Days after Israeli security forces killed an Arab-Israeli fugitive in a shootout, Sweden’s foreign minister called for an investigation of Israel’s killing of Palestinian attackers and a controversial Arab-Israeli Knesset member said the fugitive’s killers should be prosecuted.
Israeli officials quickly condemned Swedish Foreign Minister Margot Wallstrom’s remarks made Tuesday in a parliamentary debate.
Wallstrom said it is “vital that there is a thorough, credible investigation into these deaths in order to clarify and bring about possible accountability,” according to Reuters.
In a statement the same day, Israel’s Foreign Ministry said Wallstrom’s comments are “irresponsible and delusional” and “encourage violence and terrorism,” according to the Times of Israel.
In November, Wallstrom linked the Paris terrorist attacks that killed 130, which were blamed on the Islamic State, to perceived hopelessness among the Palestinians.

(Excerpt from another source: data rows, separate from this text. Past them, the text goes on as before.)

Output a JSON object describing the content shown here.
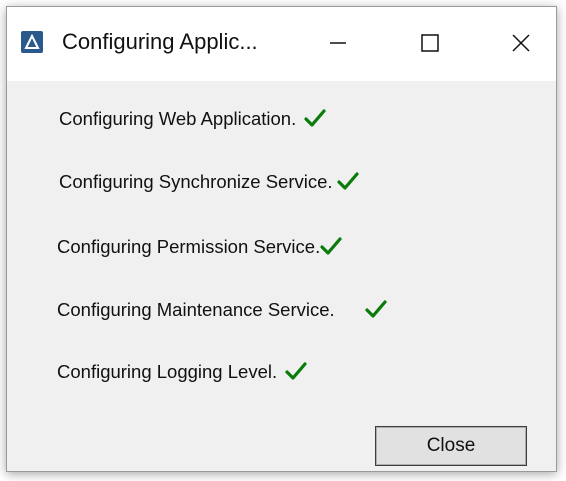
{
  "window": {
    "title": "Configuring Applic..."
  },
  "icons": {
    "app": "app-logo-icon",
    "minimize": "minimize-icon",
    "maximize": "maximize-icon",
    "close": "close-icon",
    "check": "checkmark-icon"
  },
  "colors": {
    "check": "#0a7a0a",
    "app_icon": "#2a5a8c"
  },
  "steps": [
    {
      "label": "Configuring Web Application.",
      "status": "done"
    },
    {
      "label": "Configuring Synchronize Service.",
      "status": "done"
    },
    {
      "label": "Configuring Permission Service.",
      "status": "done"
    },
    {
      "label": "Configuring Maintenance Service.",
      "status": "done"
    },
    {
      "label": "Configuring Logging Level.",
      "status": "done"
    }
  ],
  "buttons": {
    "close_label": "Close"
  }
}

Over 130 Palestinians have been killed during the recent wave of violence that began in October, most while perpetrating or attempting attacks, and others in violent clashes with security forces. Twenty-one Israelis and an American studying in Israel at a yeshiva have been killed in the attacks.
On Monday, Hanin Zoabi of the Joint Arab List party in Israel described the killing of fugitive Nashat Melhem, who is believed to be the gunman who shot dead three people in Tel Aviv on Jan. 1, as a “liquidation, because the security forces could have arrested him,” the Times of Israel reported.
Zoabi is known for her inflammatory remarks. At a Kristallnacht event in Amsterdam in November, she compared Israel to the Nazis.
Israeli officials have said security forces are justified in killing suspected attackers because trying to neutralize them without killing them would pose unnecessary risk. However, some human rights organizations and pro-Palestinian groups have said Israeli police and soldiers are too quick to kill alleged perpetrators and should instead make more efforts to subdue and arrest them.
According to the Times of Israel, Labor Party leader Isaac Herzog said it was “interesting Sweden didn’t respond in the same way when the Paris police killed the terrorists, as they should have.”